Posted on General January 13, 2014 by Mary & Claire
As the New Year rings in, it brings with it the feeling of a fresh start or a clean slate. This is the time that we typically make our New Year’s resolutions or in other words, set our goals for the upcoming year. It allows us the opportunity to reflect on the last year and improve upon what we have already accomplished or make positive changes for the next year. As we, adults and parents, ponder what goals we are going to set, we should think about teaching our children about this ritual. It teaches them the power of goal setting, a very important life skill.

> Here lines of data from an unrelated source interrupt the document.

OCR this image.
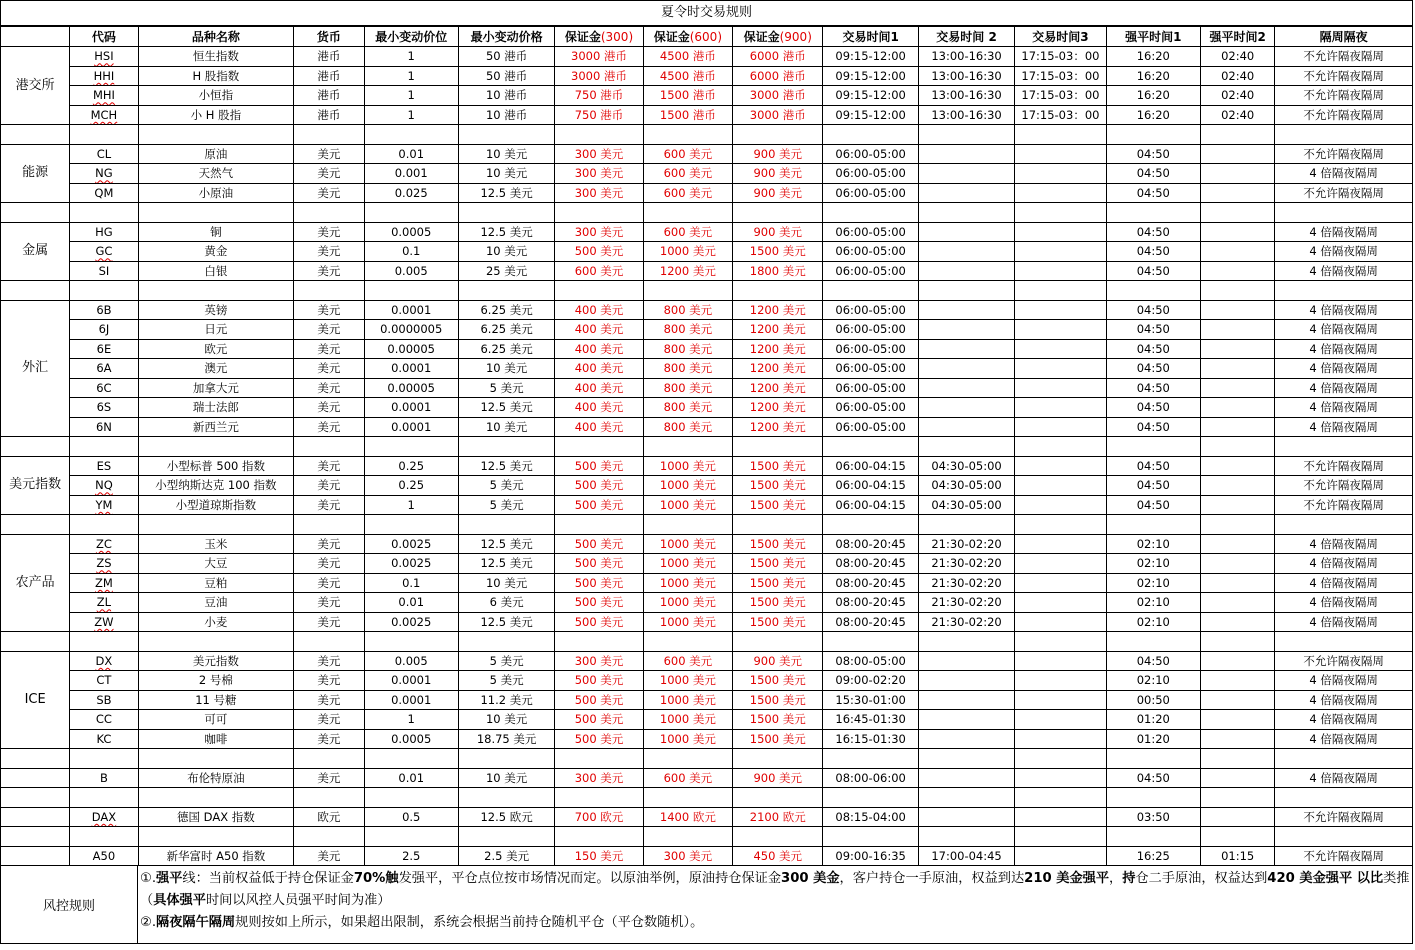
夏令时交易规则
	代码	品种名称	货币	最小变动价位	最小变动价格	保证金(300)	保证金(600)	保证金(900)	交易时间1	交易时间 2	交易时间3	强平时间1	强平时间2	隔周隔夜
港交所	HSI	恒生指数	港币	1	50 港币	3000 港币	4500 港币	6000 港币	09:15-12:00	13:00-16:30	17:15-03：00	16:20	02:40	不允许隔夜隔周
	HHI	H 股指数	港币	1	50 港币	3000 港币	4500 港币	6000 港币	09:15-12:00	13:00-16:30	17:15-03：00	16:20	02:40	不允许隔夜隔周
	MHI	小恒指	港币	1	10 港币	750 港币	1500 港币	3000 港币	09:15-12:00	13:00-16:30	17:15-03：00	16:20	02:40	不允许隔夜隔周
	MCH	小 H 股指	港币	1	10 港币	750 港币	1500 港币	3000 港币	09:15-12:00	13:00-16:30	17:15-03：00	16:20	02:40	不允许隔夜隔周

能源	CL	原油	美元	0.01	10 美元	300 美元	600 美元	900 美元	06:00-05:00			04:50		不允许隔夜隔周
	NG	天然气	美元	0.001	10 美元	300 美元	600 美元	900 美元	06:00-05:00			04:50		4 倍隔夜隔周
	QM	小原油	美元	0.025	12.5 美元	300 美元	600 美元	900 美元	06:00-05:00			04:50		不允许隔夜隔周

金属	HG	铜	美元	0.0005	12.5 美元	300 美元	600 美元	900 美元	06:00-05:00			04:50		4 倍隔夜隔周
	GC	黄金	美元	0.1	10 美元	500 美元	1000 美元	1500 美元	06:00-05:00			04:50		4 倍隔夜隔周
	SI	白银	美元	0.005	25 美元	600 美元	1200 美元	1800 美元	06:00-05:00			04:50		4 倍隔夜隔周

外汇	6B	英镑	美元	0.0001	6.25 美元	400 美元	800 美元	1200 美元	06:00-05:00			04:50		4 倍隔夜隔周
	6J	日元	美元	0.0000005	6.25 美元	400 美元	800 美元	1200 美元	06:00-05:00			04:50		4 倍隔夜隔周
	6E	欧元	美元	0.00005	6.25 美元	400 美元	800 美元	1200 美元	06:00-05:00			04:50		4 倍隔夜隔周
	6A	澳元	美元	0.0001	10 美元	400 美元	800 美元	1200 美元	06:00-05:00			04:50		4 倍隔夜隔周
	6C	加拿大元	美元	0.00005	5 美元	400 美元	800 美元	1200 美元	06:00-05:00			04:50		4 倍隔夜隔周
	6S	瑞士法郎	美元	0.0001	12.5 美元	400 美元	800 美元	1200 美元	06:00-05:00			04:50		4 倍隔夜隔周
	6N	新西兰元	美元	0.0001	10 美元	400 美元	800 美元	1200 美元	06:00-05:00			04:50		4 倍隔夜隔周

美元指数	ES	小型标普 500 指数	美元	0.25	12.5 美元	500 美元	1000 美元	1500 美元	06:00-04:15	04:30-05:00		04:50		不允许隔夜隔周
	NQ	小型纳斯达克 100 指数	美元	0.25	5 美元	500 美元	1000 美元	1500 美元	06:00-04:15	04:30-05:00		04:50		不允许隔夜隔周
	YM	小型道琼斯指数	美元	1	5 美元	500 美元	1000 美元	1500 美元	06:00-04:15	04:30-05:00		04:50		不允许隔夜隔周

农产品	ZC	玉米	美元	0.0025	12.5 美元	500 美元	1000 美元	1500 美元	08:00-20:45	21:30-02:20		02:10		4 倍隔夜隔周
	ZS	大豆	美元	0.0025	12.5 美元	500 美元	1000 美元	1500 美元	08:00-20:45	21:30-02:20		02:10		4 倍隔夜隔周
	ZM	豆粕	美元	0.1	10 美元	500 美元	1000 美元	1500 美元	08:00-20:45	21:30-02:20		02:10		4 倍隔夜隔周
	ZL	豆油	美元	0.01	6 美元	500 美元	1000 美元	1500 美元	08:00-20:45	21:30-02:20		02:10		4 倍隔夜隔周
	ZW	小麦	美元	0.0025	12.5 美元	500 美元	1000 美元	1500 美元	08:00-20:45	21:30-02:20		02:10		4 倍隔夜隔周

ICE	DX	美元指数	美元	0.005	5 美元	300 美元	600 美元	900 美元	08:00-05:00			04:50		不允许隔夜隔周
	CT	2 号棉	美元	0.0001	5 美元	500 美元	1000 美元	1500 美元	09:00-02:20			02:10		4 倍隔夜隔周
	SB	11 号糖	美元	0.0001	11.2 美元	500 美元	1000 美元	1500 美元	15:30-01:00			00:50		4 倍隔夜隔周
	CC	可可	美元	1	10 美元	500 美元	1000 美元	1500 美元	16:45-01:30			01:20		4 倍隔夜隔周
	KC	咖啡	美元	0.0005	18.75 美元	500 美元	1000 美元	1500 美元	16:15-01:30			01:20		4 倍隔夜隔周

	B	布伦特原油	美元	0.01	10 美元	300 美元	600 美元	900 美元	08:00-06:00			04:50		4 倍隔夜隔周

	DAX	德国 DAX 指数	欧元	0.5	12.5 欧元	700 欧元	1400 欧元	2100 欧元	08:15-04:00			03:50		不允许隔夜隔周

	A50	新华富时 A50 指数	美元	2.5	2.5 美元	150 美元	300 美元	450 美元	09:00-16:35	17:00-04:45		16:25	01:15	不允许隔夜隔周
风控规则
①.强平线：当前权益低于持仓保证金70%触发强平，平仓点位按市场情况而定。以原油举例，原油持仓保证金300 美金，客户持仓一手原油，权益到达210 美金强平，持仓二手原油，权益达到420 美金强平 以比类推 （具体强平时间以风控人员强平时间为准）
②.隔夜隔午隔周规则按如上所示，如果超出限制，系统会根据当前持仓随机平仓（平仓数随机）。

Choose a time when your family is together to talk about what resolutions and goals are and why we make them at the beginning of each year. Use this teaching moment to discuss how setting goals help us to make positive choices and work towards accomplishing something important to us. Not only talk about the normal resolutions such as making your bed every morning and keeping your room clean, but brainstorm about the things that make them happy and what they like to do. What inspires them? What excites and motivates them? As adults we look at setting our goals as making positive choices and changes, guide them in the conversation to think about the same. Maybe help them to come up with 2 or 3 individual goals and then discuss a few new family resolutions for the upcoming year that you can work towards together. Remember that different ages will have different levels of responsibility so make sure that they are achievable otherwise they will be set up for failure. Write them down in a family journal or notebook, create a resolution box to drop them in or even just a piece a paper to hang somewhere for you all to see. Have them available to refer back to so they can see and celebrate the small accomplishments that they make along the way or if they possibly need to be tweaked in any way.
Above all, enjoy this time as a family and appreciate that you are teaching your children a valuable skill for them to use throughout their lives.